Exercise: calculate the volume for the region with intensity 191 for all images and store these volumes in a list. 

Hint: you can initialize an emplty list with 

`l = []`

In [None]:
listOfVolumes = []
for filename in image_filenames:
    image = ndimage.imread(filename)
    listOfVolumes.append(calculateRegionVolume(image,191))

In [None]:
listOfVolumes

Warning glob.glob may return results in different order!!!

How can we make the results safer and more clear?

We want to keep the name of the files: i.e. we need a mapping from the filename to the volume. We can use a dictionary data structure for that.

---
### Dictionaries

In [None]:
myDict = {'John':21,'Pamela': 32,'Eli':20}

In [None]:
# Accessing values
myDict['Pamela']

In [None]:
# the keys
myDict.keys()

In [None]:
# the values
myDict.values()

In [None]:
# keys and values
myDict.items()

In [None]:
# Create new elements:
myDict['Jim'] = 20

In [None]:
myDict

We see that the 'Jim' entry did not get attached in the end. Actually the elements are arranged in an alphabetical order of the keys.

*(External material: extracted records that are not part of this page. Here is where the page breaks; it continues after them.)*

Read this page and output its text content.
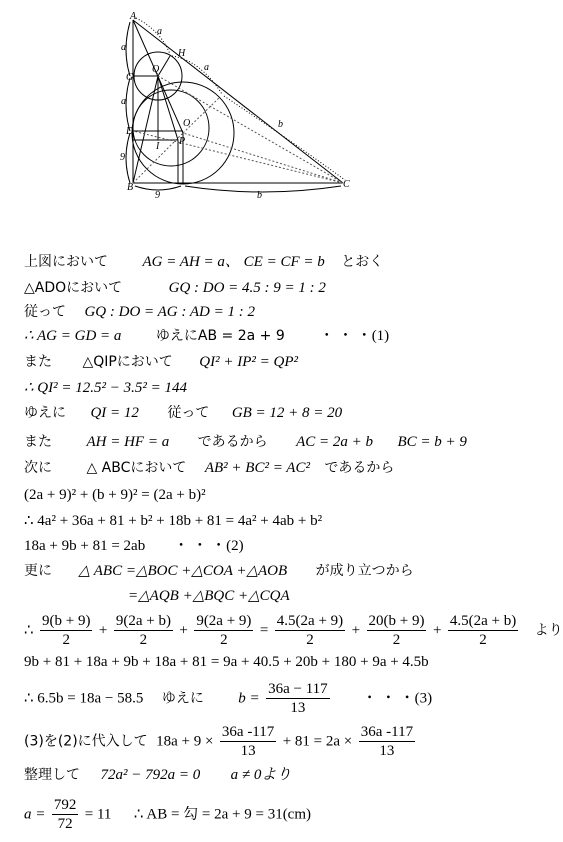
A
H
G
Q
D
O
I P
B	C
a
a
a
b
a
9
9	b
上図において AG = AH = a、 CE = CF = b とおく
△ADOにおいて	GQ : DO = 4.5 : 9 = 1 : 2
従って GQ : DO = AG : AD = 1 : 2
∴ AG = GD = a ゆえにAB = 2a + 9 ・ ・ ・(1)
また △QIPにおいて QI² + IP² = QP²
∴ QI² = 12.5² − 3.5² = 144
ゆえに QI = 12 従って GB = 12 + 8 = 20
また AH = HF = a であるから AC = 2a + b BC = b + 9
次に △ ABCにおいて AB² + BC² = AC² であるから
(2a + 9)² + (b + 9)² = (2a + b)²
∴ 4a² + 36a + 81 + b² + 18b + 81 = 4a² + 4ab + b²
18a + 9b + 81 = 2ab ・ ・ ・(2)
更に △ ABC =△BOC +△COA +△AOB が成り立つから
=△AQB +△BQC +△CQA
∴ $\frac{9(b + 9)}{2} + \frac{9(2a + b)}{2} + \frac{9(2a + 9)}{2} = \frac{4.5(2a + 9)}{2} + \frac{20(b + 9)}{2} + \frac{4.5(2a + b)}{2}$ より
9b + 81 + 18a + 9b + 18a + 81 = 9a + 40.5 + 20b + 180 + 9a + 4.5b
∴ 6.5b = 18a − 58.5 ゆえに $b = \frac{36a - 117}{13}$ ・ ・ ・(3)
(3)を(2)に代入して $18a + 9 \times \frac{36a -117}{13} + 81 = 2a \times \frac{36a -117}{13}$
整理して 72a² − 792a = 0 a ≠ 0より
$a = \frac{792}{72} = 11$ ∴ AB = 勾 = 2a + 9 = 31(cm)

Dictionary entries are not ordered!!!

In [None]:
# Empty Dictionary:
dictOfVolumes = {}

In [None]:
for filename in image_filenames:
    image = ndimage.imread(filename)
    dictOfVolumes[filename] = calculateRegionVolume(image,191)

In [None]:
dictOfVolumes

In [None]:
for filename in image_filenames:
    image = ndimage.imread(filename)
    dictOfVolumes[filename] = calculateVolumes(image)

In [None]:
dictOfVolumes

From list of volumes for each subject to list of volumes for each region: the `zip` function.

In [None]:
v = list(zip(*list(dictOfVolumes.values())))
print(v)

In [None]:
plt.scatter(v[1],v[2])
plt.xlabel('Gray Matter Volume')
plt.ylabel('White Matter Volume')

---
### Classes

Reading a text file:

In [None]:
f = open('../data/OAS1_0002_MR1.txt', 'r')

In [None]:
first_line = f.readline()
second_line = f.readline()

In [None]:
f.close()

In [None]:
second_line

In [None]:
second_line[-3:-1]

In [None]:
class neuroImage:
    image = image
    subjectID = 'OAS1_0002_MR1'
    def calculateVolumes(self):
        return(calculateVolumes(image))

In [None]:
nim = neuroImage()

In [None]:
nim.subjectID

In [None]:
nim.calculateVolumes()

Initializing values of an object: adding a constructor.

In [None]:
class neuroImage:
    
    def __init__(self,subjectID):
        self.image = ndimage.imread('../data/'+subjectID+'_mpr_n4_anon_111_t88_masked_gfc_fseg_tra_90.gif')
        self.subjectID = subjectID
        
    def calculateVolumes(self):
        return(calculateVolumes(image))

In [None]:
nim = neuroImage('OAS1_0002_MR1')

In [None]:
nim.subjectID

Exercise: create a list of objects of class neuroImage for each subject using the corresponding image file and metadata file with fields: image, subjectID, age.

In [None]:
metadata_filenames = glob.glob('../data/*.txt')
print(metadata_filenames)